Rifugio Melegnon, gli esperti rifugisti
La gestione della struttura ricettiva è affidata da un paio d’anni a due esperti “rifugisti”, Cristina Stucchi e Marco Nofri, straordinari ed ecclettici personaggi che, dopo una vita trascorsa tra la “civiltà” e le montagne, hanno scelto di venire a vivere e lavorare su questi monti.
Cristina, origini lombarde, in “un’altra vita” ha effettuato diverse arrampicate sui picchi delle Alpi; si è trovata in cordata con miti dell’alpinismo francese e italiano, tra i quali Riccardo Cassin sulle Grigne, sopra Lecco; di quest’ultimo ha conservato, oltre ad un ricordo indelebile, anche uno dei chiodi che il grande scalatore si forgiava da solo, appeso al muro del Rifugio, accanto a tanti altri cimeli alpinistrici.

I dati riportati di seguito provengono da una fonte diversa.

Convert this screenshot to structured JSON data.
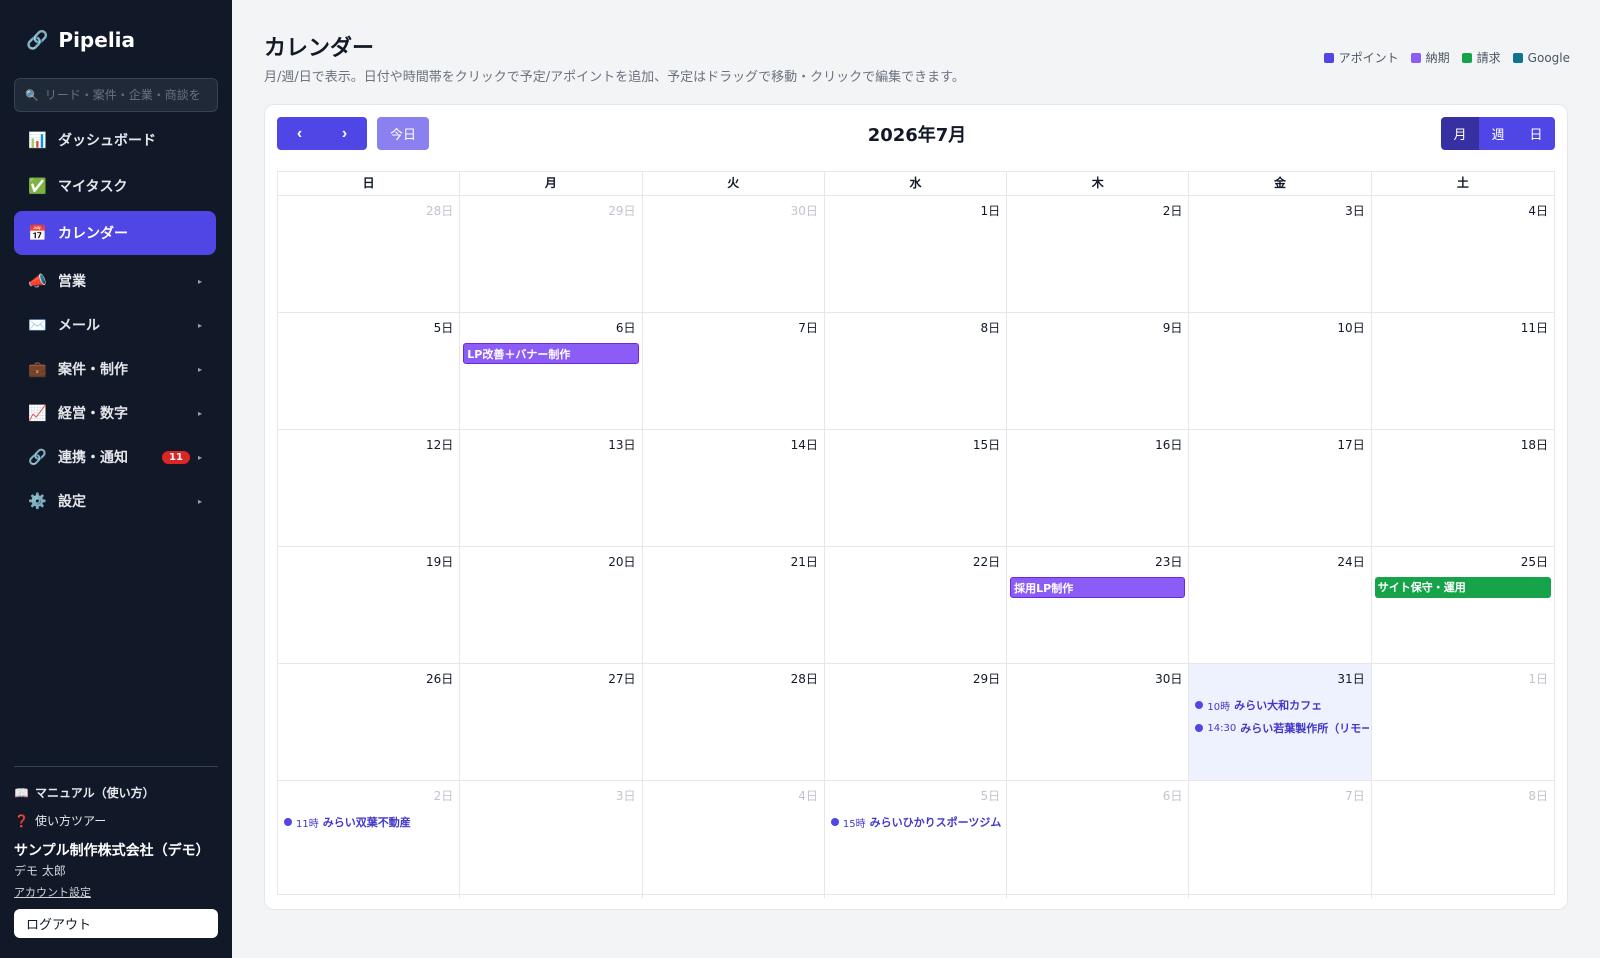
{
  "app": {
    "name": "Pipelia"
  },
  "sidebar": {
    "search_placeholder": "リード・案件・企業・商談を",
    "items": [
      {
        "label": "ダッシュボード",
        "icon": "bar-chart-icon"
      },
      {
        "label": "マイタスク",
        "icon": "check-box-icon"
      },
      {
        "label": "カレンダー",
        "icon": "calendar-icon",
        "active": true
      },
      {
        "label": "営業",
        "icon": "megaphone-icon"
      },
      {
        "label": "メール",
        "icon": "envelope-icon"
      },
      {
        "label": "案件・制作",
        "icon": "briefcase-icon"
      },
      {
        "label": "経営・数字",
        "icon": "line-chart-icon"
      },
      {
        "label": "連携・通知",
        "icon": "link-icon",
        "badge": "11"
      },
      {
        "label": "設定",
        "icon": "gear-icon"
      }
    ],
    "manual": "マニュアル（使い方）",
    "tour": "使い方ツアー",
    "company": "サンプル制作株式会社（デモ）",
    "user": "デモ 太郎",
    "account": "アカウント設定",
    "logout": "ログアウト"
  },
  "header": {
    "title": "カレンダー",
    "subtitle": "月/週/日で表示。日付や時間帯をクリックで予定/アポイントを追加、予定はドラッグで移動・クリックで編集できます。"
  },
  "legend": [
    {
      "label": "アポイント",
      "color": "#4f46e5"
    },
    {
      "label": "納期",
      "color": "#8b5cf6"
    },
    {
      "label": "請求",
      "color": "#16a34a"
    },
    {
      "label": "Google",
      "color": "#0e7490"
    }
  ],
  "toolbar": {
    "prev": "‹",
    "next": "›",
    "today": "今日",
    "title": "2026年7月",
    "views": [
      "月",
      "週",
      "日"
    ],
    "active_view": "月"
  },
  "calendar": {
    "weekdays": [
      "日",
      "月",
      "火",
      "水",
      "木",
      "金",
      "土"
    ],
    "weeks": [
      [
        {
          "label": "28日",
          "other": true
        },
        {
          "label": "29日",
          "other": true
        },
        {
          "label": "30日",
          "other": true
        },
        {
          "label": "1日"
        },
        {
          "label": "2日"
        },
        {
          "label": "3日"
        },
        {
          "label": "4日"
        }
      ],
      [
        {
          "label": "5日"
        },
        {
          "label": "6日",
          "bar": {
            "title": "LP改善＋バナー制作",
            "type": "purple"
          }
        },
        {
          "label": "7日"
        },
        {
          "label": "8日"
        },
        {
          "label": "9日"
        },
        {
          "label": "10日"
        },
        {
          "label": "11日"
        }
      ],
      [
        {
          "label": "12日"
        },
        {
          "label": "13日"
        },
        {
          "label": "14日"
        },
        {
          "label": "15日"
        },
        {
          "label": "16日"
        },
        {
          "label": "17日"
        },
        {
          "label": "18日"
        }
      ],
      [
        {
          "label": "19日"
        },
        {
          "label": "20日"
        },
        {
          "label": "21日"
        },
        {
          "label": "22日"
        },
        {
          "label": "23日",
          "bar": {
            "title": "採用LP制作",
            "type": "purple"
          }
        },
        {
          "label": "24日"
        },
        {
          "label": "25日",
          "bar": {
            "title": "サイト保守・運用",
            "type": "green"
          }
        }
      ],
      [
        {
          "label": "26日"
        },
        {
          "label": "27日"
        },
        {
          "label": "28日"
        },
        {
          "label": "29日"
        },
        {
          "label": "30日"
        },
        {
          "label": "31日",
          "today": true,
          "events": [
            {
              "time": "10時",
              "name": "みらい大和カフェ"
            },
            {
              "time": "14:30",
              "name": "みらい若葉製作所（リモート）"
            }
          ]
        },
        {
          "label": "1日",
          "other": true
        }
      ],
      [
        {
          "label": "2日",
          "other": true,
          "events": [
            {
              "time": "11時",
              "name": "みらい双葉不動産"
            }
          ]
        },
        {
          "label": "3日",
          "other": true
        },
        {
          "label": "4日",
          "other": true
        },
        {
          "label": "5日",
          "other": true,
          "events": [
            {
              "time": "15時",
              "name": "みらいひかりスポーツジム"
            }
          ]
        },
        {
          "label": "6日",
          "other": true
        },
        {
          "label": "7日",
          "other": true
        },
        {
          "label": "8日",
          "other": true
        }
      ]
    ]
  }
}
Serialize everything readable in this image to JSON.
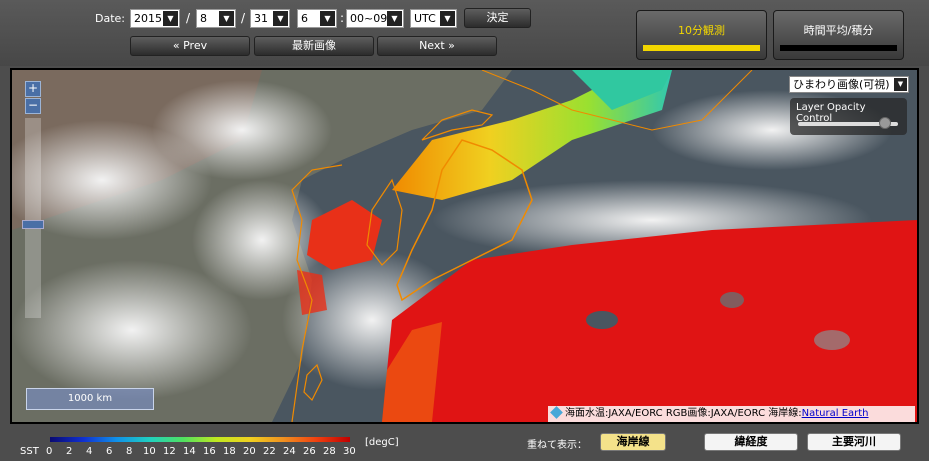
{
  "date": {
    "label": "Date:",
    "year": "2015",
    "month": "8",
    "day": "31",
    "hour": "6",
    "minute": "00~09",
    "timezone": "UTC",
    "separator": "/",
    "colon": ":"
  },
  "buttons": {
    "submit": "決定",
    "prev": "« Prev",
    "latest": "最新画像",
    "next": "Next »"
  },
  "tabs": [
    {
      "label": "10分観測",
      "active": true,
      "bar_color": "#f2d600"
    },
    {
      "label": "時間平均/積分",
      "active": false,
      "bar_color": "#000000"
    }
  ],
  "map": {
    "zoom_in": "+",
    "zoom_out": "−",
    "scale_label": "1000 km",
    "layer_select": "ひまわり画像(可視)",
    "opacity_title": "Layer Opacity Control",
    "opacity_value": 0.9,
    "credit_text": "海面水温:JAXA/EORC RGB画像:JAXA/EORC 海岸線:",
    "credit_link": "Natural Earth"
  },
  "legend": {
    "label": "SST",
    "ticks": [
      "0",
      "2",
      "4",
      "6",
      "8",
      "10",
      "12",
      "14",
      "16",
      "18",
      "20",
      "22",
      "24",
      "26",
      "28",
      "30"
    ],
    "unit": "[degC]"
  },
  "overlay": {
    "label": "重ねて表示：",
    "buttons": [
      {
        "label": "海岸線",
        "active": true
      },
      {
        "label": "緯経度",
        "active": false
      },
      {
        "label": "主要河川",
        "active": false
      }
    ]
  },
  "colors": {
    "background": "#4d4d4d",
    "active_tab_bar": "#f2d600",
    "sst_hot": "#e01010",
    "sst_warm": "#f0a000",
    "sst_cool": "#40d080",
    "coastline": "#f08a00"
  }
}
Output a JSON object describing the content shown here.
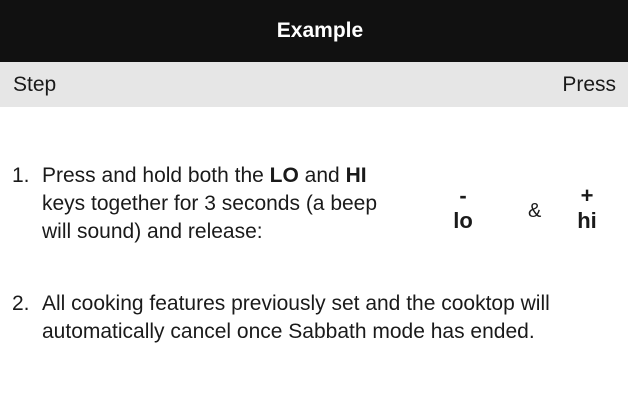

Fin da giovanissima, contagiata dalla grandezza della montagna e dalla bellezza della natura, Cristina si è cimentata in numerose attività sportive ad alti livelli: dallo sci agonistico di fondo al trekking, dall’arrampicata all’alpinismo; ha scalato diverse montagne, tra cui il Pizzo Badile, il Monte Bianco ed il Rosa ed aperto alcune vie alpine, contribuendo, con le sue imprese, all’emancipazione femminile su un “terreno” fino ad allora prevalentemente maschile.
Alla fine degli anni ’80 la montagna ha avuto per Cristina un richiamo tanto forte da portarla, a soli venticinque anni, prima a gestire assieme ad un socio un rifugio sulle Dolomiti, sopra Passo Pordoi, poi il Rifugio Torino Vecchio, a Courmayeur, a 3380 metri slm.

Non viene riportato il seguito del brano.